As I understand it, the current problems come from the administration's decision to end "catch and release." For decades we have released either arrestees or asylum seekers into the population. If those cases ended up with a deportation order, there was a good chance that parent and child would be separated at the time of the deportation. In addition, in the minority of cases where we did not release an arrestee or asylum seeker, the government entered into a consent decree to maintain the children of the incarcerated person in the "least restrictive" manner, also usually meaning separation from a parent or both parents. By ending catch and release (the Jeff Sessions' zero-tolerance policy) we have greatly multiplied the number of separations and almost infinitely multiplied the number of separations where there has been no finding of guilt. If I am wrong about any of that factually, I am sure someone will tell me.
Assuming I have the basic background right, there are a couple of points worth noting.
First, catch and release allowed us to largely avoid forced, no or little-notice separations, but at the cost of seeing the immigration laws were often not enforced.
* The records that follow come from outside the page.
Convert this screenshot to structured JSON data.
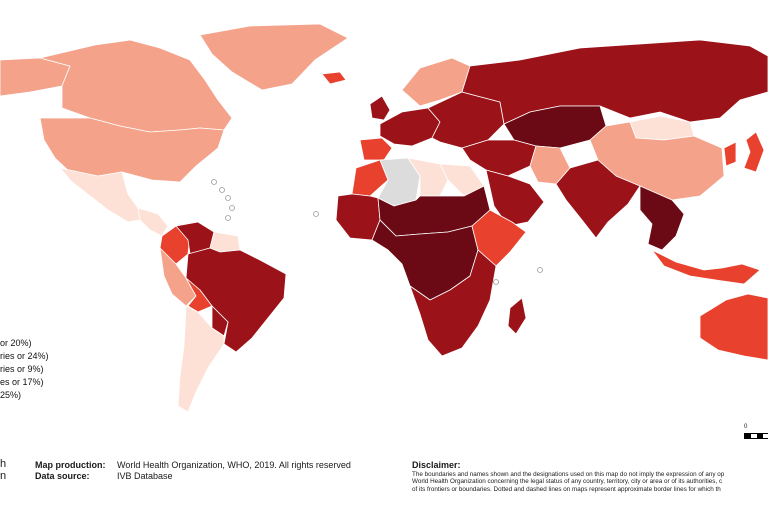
{
  "palette": {
    "darkest": "#6b0a14",
    "dark": "#9c1219",
    "medium": "#e8412e",
    "light": "#f4a28a",
    "lightest": "#fde1d6",
    "no_data": "#dcdcdc",
    "ocean": "#ffffff",
    "border": "#ffffff"
  },
  "legend": {
    "items": [
      {
        "text": "or 20%)",
        "color": "#6b0a14"
      },
      {
        "text": "ries or 24%)",
        "color": "#9c1219"
      },
      {
        "text": "ries or 9%)",
        "color": "#e8412e"
      },
      {
        "text": "es or 17%)",
        "color": "#f4a28a"
      },
      {
        "text": "25%)",
        "color": "#fde1d6"
      }
    ]
  },
  "logo": {
    "line1": "h",
    "line2": "n"
  },
  "production": {
    "label": "Map production:",
    "value": "World Health Organization, WHO, 2019. All rights reserved"
  },
  "source": {
    "label": "Data source:",
    "value": "IVB Database"
  },
  "disclaimer": {
    "title": "Disclaimer:",
    "lines": [
      "The boundaries and names shown and the designations used on this map do not imply the expression of any op",
      "World Health Organization concerning the legal status of any country, territory, city or area or of its authorities, c",
      "of its frontiers or boundaries. Dotted and dashed lines on maps represent approximate border lines for which th"
    ]
  },
  "scale": {
    "start": "0",
    "end": ""
  },
  "regions": [
    {
      "name": "canada",
      "fill": "light"
    },
    {
      "name": "alaska",
      "fill": "light"
    },
    {
      "name": "greenland",
      "fill": "light"
    },
    {
      "name": "usa",
      "fill": "light"
    },
    {
      "name": "mexico",
      "fill": "lightest"
    },
    {
      "name": "central-america",
      "fill": "lightest"
    },
    {
      "name": "colombia",
      "fill": "medium"
    },
    {
      "name": "venezuela",
      "fill": "dark"
    },
    {
      "name": "guianas",
      "fill": "lightest"
    },
    {
      "name": "brazil",
      "fill": "dark"
    },
    {
      "name": "peru",
      "fill": "light"
    },
    {
      "name": "bolivia",
      "fill": "medium"
    },
    {
      "name": "chile-argentina",
      "fill": "lightest"
    },
    {
      "name": "paraguay",
      "fill": "dark"
    },
    {
      "name": "iceland",
      "fill": "medium"
    },
    {
      "name": "scandinavia",
      "fill": "light"
    },
    {
      "name": "uk",
      "fill": "dark"
    },
    {
      "name": "western-europe",
      "fill": "dark"
    },
    {
      "name": "iberia",
      "fill": "medium"
    },
    {
      "name": "eastern-europe",
      "fill": "dark"
    },
    {
      "name": "russia",
      "fill": "dark"
    },
    {
      "name": "kazakhstan",
      "fill": "darkest"
    },
    {
      "name": "mongolia",
      "fill": "lightest"
    },
    {
      "name": "china",
      "fill": "light"
    },
    {
      "name": "middle-east",
      "fill": "dark"
    },
    {
      "name": "arabia",
      "fill": "dark"
    },
    {
      "name": "iran",
      "fill": "light"
    },
    {
      "name": "india",
      "fill": "dark"
    },
    {
      "name": "southeast-asia",
      "fill": "darkest"
    },
    {
      "name": "indonesia",
      "fill": "medium"
    },
    {
      "name": "japan",
      "fill": "medium"
    },
    {
      "name": "korea",
      "fill": "medium"
    },
    {
      "name": "australia",
      "fill": "medium"
    },
    {
      "name": "morocco",
      "fill": "medium"
    },
    {
      "name": "algeria",
      "fill": "no_data"
    },
    {
      "name": "libya",
      "fill": "lightest"
    },
    {
      "name": "egypt",
      "fill": "lightest"
    },
    {
      "name": "sahel",
      "fill": "darkest"
    },
    {
      "name": "west-africa",
      "fill": "dark"
    },
    {
      "name": "central-africa",
      "fill": "darkest"
    },
    {
      "name": "east-africa",
      "fill": "medium"
    },
    {
      "name": "southern-africa",
      "fill": "dark"
    },
    {
      "name": "madagascar",
      "fill": "dark"
    }
  ]
}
That was the "policy" under the past three presidents at least. The Trumpets' argument that family separation was existing law or policy and the President is just enforcing it is an intentional distortion of the truth, otherwise known as a lie. Almost universally the United States was avoiding forced separations, particularly before conviction or denial of asylum.
Second, ending catch and release is not by itself intellectually abhorrent. President Trump made the idea a centerpiece of his campaign and we elected him. When flight is an inherent part of a crime, "release" becomes more problematic. For asylum seekers, there is a great potential for abuse of the system by people who say they are seeking asylum when in reality they are just seeking a better life.
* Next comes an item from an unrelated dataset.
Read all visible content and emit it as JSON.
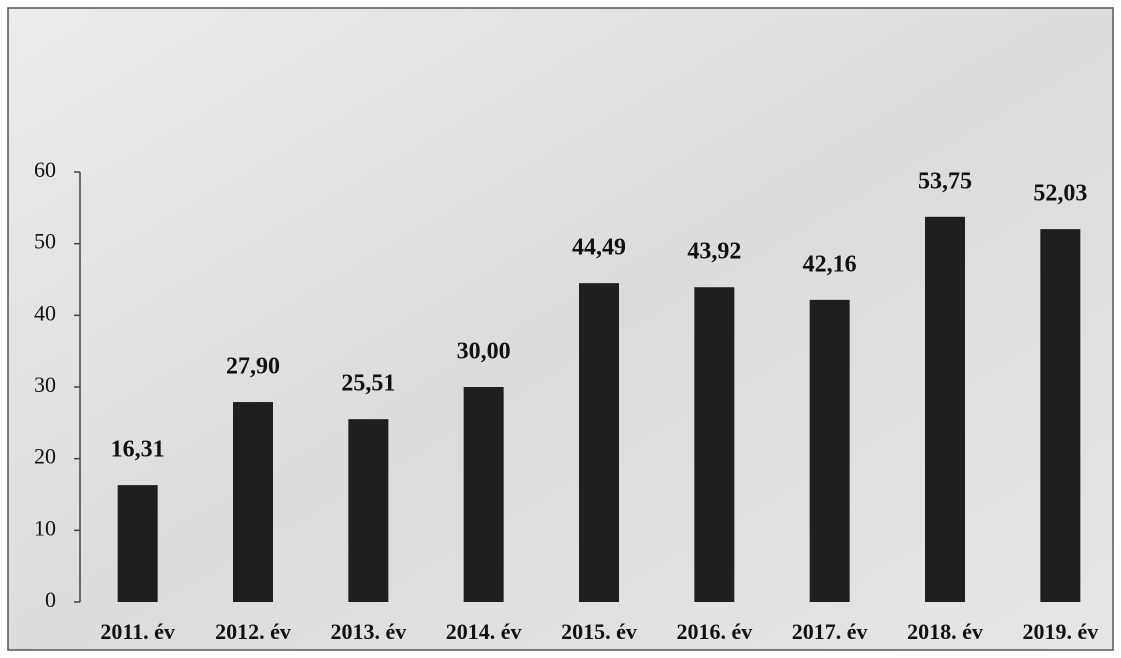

Third, the real problem in my mind is not what the administration has done, but how it has done it. If you are going to end catch and release, you build an infrastructure that allows families to be treated humanely while in custody and you get hundreds more immigration judges, support staff and appointed lawyers to move the court cases at a rate much faster than what happens now. As with the first travel ban, it seems like those in the administration just woke up one day and decided--today is the day we are going to do a 180 on established policy. Lets see what happens. And what happens is a whole bunch of awful crap.
Fourth, if a wall would fix all of this, why don't we just get on the phone and find out when those Mexican wall payments will be getting here?